Richard G. Wise1, Anna Jolly2, C John Evans1, Kevin Murphy1, Fernando Zelaya3, David Lythgoe3, Kyle Pattinson4, Judith E. Hall2
1CUBRIC, School of Psychology, Cardiff University, Cardiff, United Kingdom; 2Department of Anaesthetics and Intensive Care Medicine, School of Medicine, Cardiff University, Cardiff, United Kingdom; 3Centre for Neuroimaging Sciences, Institute of Psychiatry, King's College, London, United Kingdom; 4Nuffield Department of Anaesthetics, Oxford University, Oxford, United Kingdom
We show that pulsed ASL is sensitive to opioid administration in the human brain.
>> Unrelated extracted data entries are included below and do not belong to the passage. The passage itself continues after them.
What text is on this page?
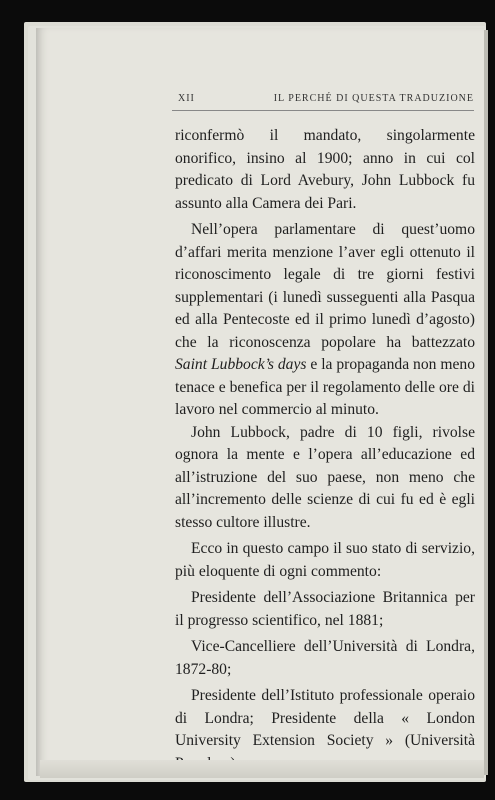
XII	IL PERCHÉ DI QUESTA TRADUZIONE

riconfermò il mandato, singolarmente onorifico, insino al 1900; anno in cui col predicato di Lord Avebury, John Lubbock fu assunto alla Camera dei Pari.

Nell’opera parlamentare di quest’uomo d’affari merita menzione l’aver egli ottenuto il riconoscimento legale di tre giorni festivi supplementari (i lunedì susseguenti alla Pasqua ed alla Pentecoste ed il primo lunedì d’agosto) che la riconoscenza popolare ha battezzato Saint Lubbock’s days e la propaganda non meno tenace e benefica per il regolamento delle ore di lavoro nel commercio al minuto.

John Lubbock, padre di 10 figli, rivolse ognora la mente e l’opera all’educazione ed all’istruzione del suo paese, non meno che all’incremento delle scienze di cui fu ed è egli stesso cultore illustre.

Ecco in questo campo il suo stato di servizio, più eloquente di ogni commento:

Presidente dell’Associazione Britannica per il progresso scientifico, nel 1881;

Vice-Cancelliere dell’Università di Londra, 1872-80;

Presidente dell’Istituto professionale operaio di Londra; Presidente della « London University Extension Society » (Università
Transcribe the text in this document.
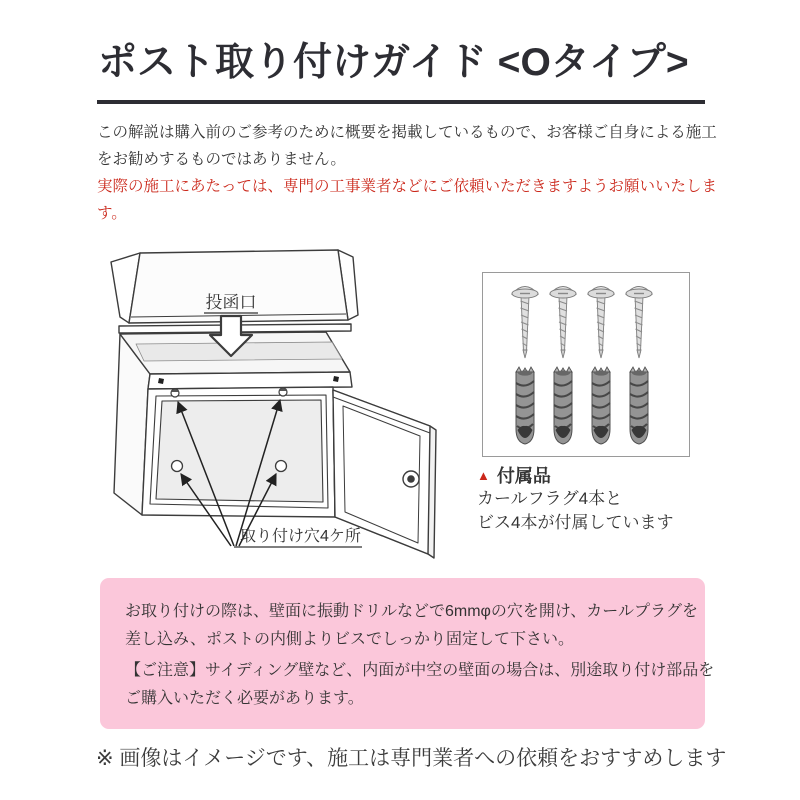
ポスト取り付けガイド <Oタイプ>
この解説は購入前のご参考のために概要を掲載しているもので、お客様ご自身による施工
をお勧めするものではありません。
実際の施工にあたっては、専門の工事業者などにご依頼いただきますようお願いいたしま
す。
投函口
取り付け穴4ケ所
▲ 付属品
カールフラグ4本と
ビス4本が付属しています
お取り付けの際は、壁面に振動ドリルなどで6mmφの穴を開け、カールプラグを
差し込み、ポストの内側よりビスでしっかり固定して下さい。
【ご注意】サイディング壁など、内面が中空の壁面の場合は、別途取り付け部品を
ご購入いただく必要があります。
※ 画像はイメージです、施工は専門業者への依頼をおすすめします
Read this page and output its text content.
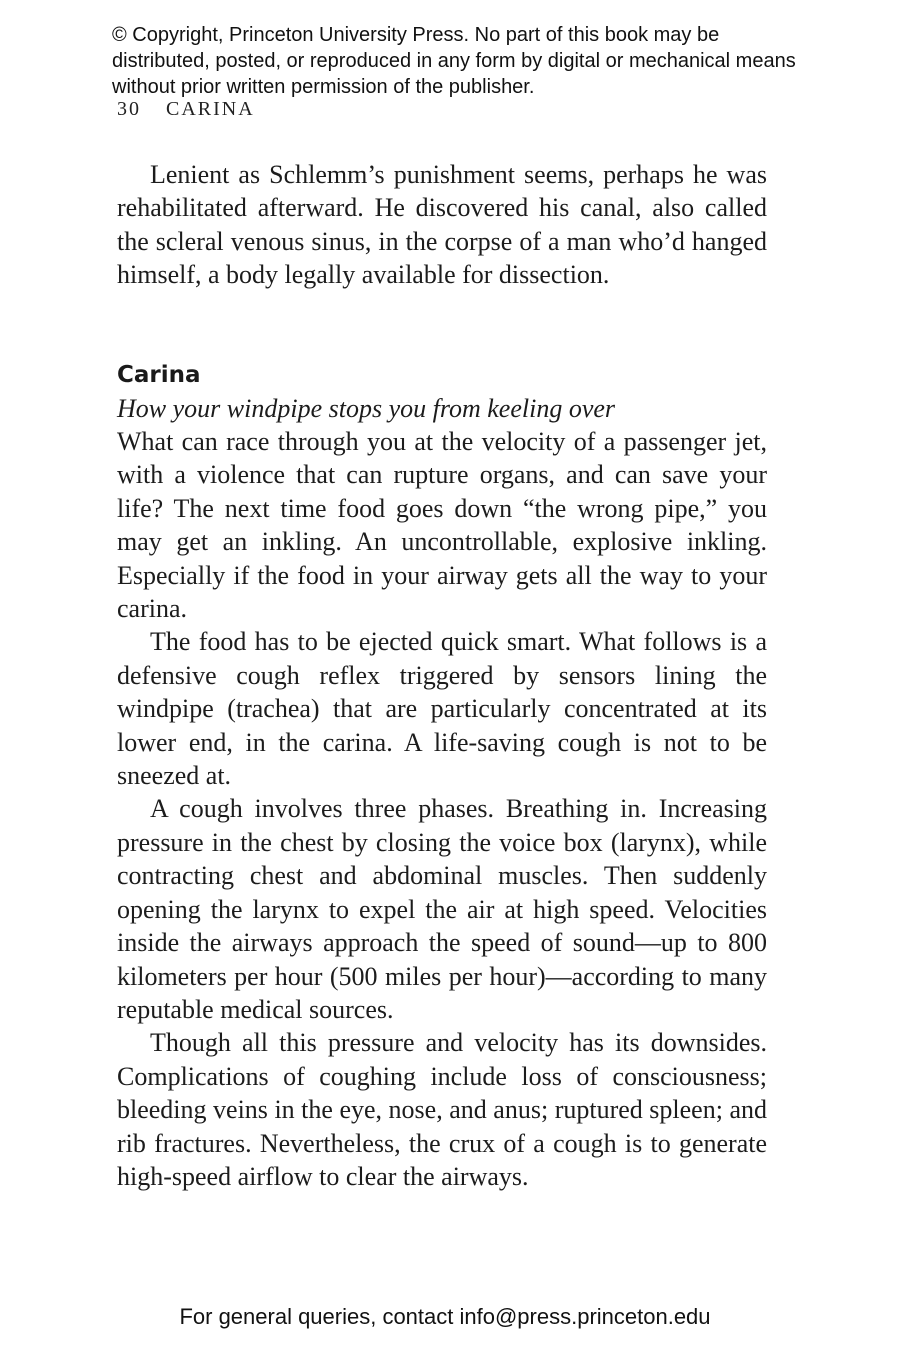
© Copyright, Princeton University Press. No part of this book may be distributed, posted, or reproduced in any form by digital or mechanical means without prior written permission of the publisher.

30 CARINA

Lenient as Schlemm’s punishment seems, perhaps he was rehabilitated afterward. He discovered his canal, also called the scleral venous sinus, in the corpse of a man who’d hanged himself, a body legally available for dissection.

Carina

How your windpipe stops you from keeling over

What can race through you at the velocity of a passenger jet, with a violence that can rupture organs, and can save your life? The next time food goes down “the wrong pipe,” you may get an inkling. An uncontrollable, explosive inkling. Especially if the food in your airway gets all the way to your carina.

The food has to be ejected quick smart. What follows is a defensive cough reflex triggered by sensors lining the windpipe (trachea) that are particularly concentrated at its lower end, in the carina. A life-saving cough is not to be sneezed at.

A cough involves three phases. Breathing in. Increasing pressure in the chest by closing the voice box (larynx), while contracting chest and abdominal muscles. Then suddenly opening the larynx to expel the air at high speed. Velocities inside the airways approach the speed of sound—up to 800 kilometers per hour (500 miles per hour)—according to many reputable medical sources.

Though all this pressure and velocity has its downsides. Complications of coughing include loss of consciousness; bleeding veins in the eye, nose, and anus; ruptured spleen; and rib fractures. Nevertheless, the crux of a cough is to generate high-speed airflow to clear the airways.

For general queries, contact info@press.princeton.edu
We measured the effects of a μ-opioid (remifentanil) on regional CBF. By training volunteers to maintain their breathing, we mitigated the global CBF increases arising from increased arterial carbon dioxide levels that result from opioid-induced respiratory depression. Significant localised opioid-induced CBF increases were observed in the thalamus and brainstem, whereas, decreases were observed in the putamen: all areas rich in opioid receptors. The regionally specific nature of the opioids effect on CBF will be useful in interpreting opioid-related changes in task-related activity with FMRI.